Ministerinnen besuchen Beispielprojekt

Bundesbauministerin Verena Hubertz und Bundesjustizministerin Stefanie Hubig besuchten dazu ein Mehrparteienhaus in Berlin-Neukölln, das bereits nach Prinzipien des Gebäudetyps E errichtet wurde. Begleitet wurden sie von Julia Dahlhaus von DMSW Architekten Berlin sowie Alexander Poetzsch, Präsident des Bundes Deutscher Architektinnen und Architekten. Im Mittelpunkt stand die Frage, wie sich Kosten senken lassen, ohne gesetzliche Anforderungen an Sicherheit oder Nachhaltigkeit zu unterschreiten.

Abweichungen vertraglich regeln

Der Gebäudetyp E soll ermöglichen, dass Vertragsparteien klar festlegen können, auf welche technisch nicht zwingenden Standards verzichtet wird. Damit sollen spätere Rechtsstreitigkeiten vermieden werden. Nach Angaben des Bundesjustizministeriums schafft der Gesetzentwurf erstmals einen zivilrechtlichen Rahmen für solche Vereinbarungen. Zwingende Standards für Sicherheit und Gesundheit sollen weiterhin gelten.

Einsparungen durch reduzierte Ausstattung

Das besichtigte Wohnhaus zeigt nach Angaben der Beteiligten, wie einfache Planungsansätze Baukosten reduzieren können. Dazu zählen sichtbare Installationen, Sichtbeton statt Tapeten, kompakte Grundrisse und reduzierte Haustechnik. Gleichzeitig nutzt das Gebäude vollständig erneuerbare Energien. Einsparpotenziale sehen die Planer auch bei technischen Anforderungen und Normen, etwa in den Bereichen Schallschutz, Tragwerksplanung und Materialeinsatz.

Erfahrungen der Länder einbeziehen

Parallel zur gesetzlichen Regelung will der Bund erfolgreiche Ansätze aus den Ländern stärker bündeln. Hubertz verwies unter anderem auf den Hamburger Standard sowie Initiativen in Schleswig-Holstein und Bayern. Einheitlichere Rahmenbedingungen könnten den Planungsaufwand reduzieren und die Umsetzung vergleichbarer Projekte über Ländergrenzen hinweg erleichtern.

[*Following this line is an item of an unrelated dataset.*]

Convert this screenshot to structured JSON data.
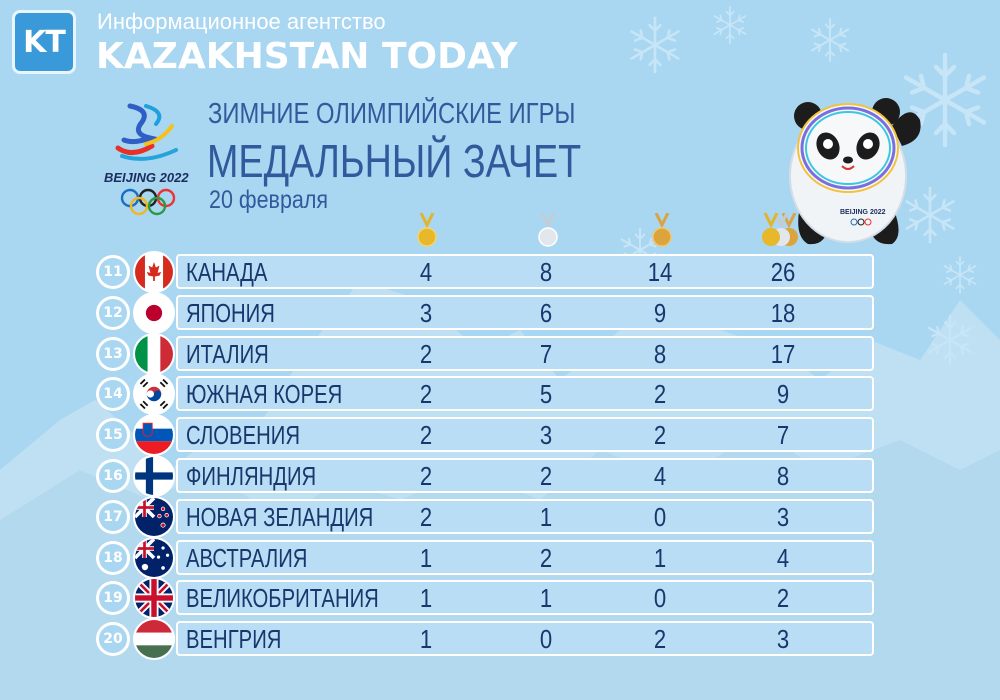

Handwerk als Praxispartner

Die Bundesbauministerin betonte zudem die Bedeutung des Handwerks für pragmatische Lösungen auf der Baustelle. Gerade im Zusammenspiel von Planung und Ausführung könnten einfache, funktionale und wirtschaftliche Lösungen entstehen. Der Gesetzentwurf soll zunächst in die Ressort- und Verbändeabstimmung gehen. Ein Kabinettsbeschluss wird in der zweiten Jahreshälfte angestrebt.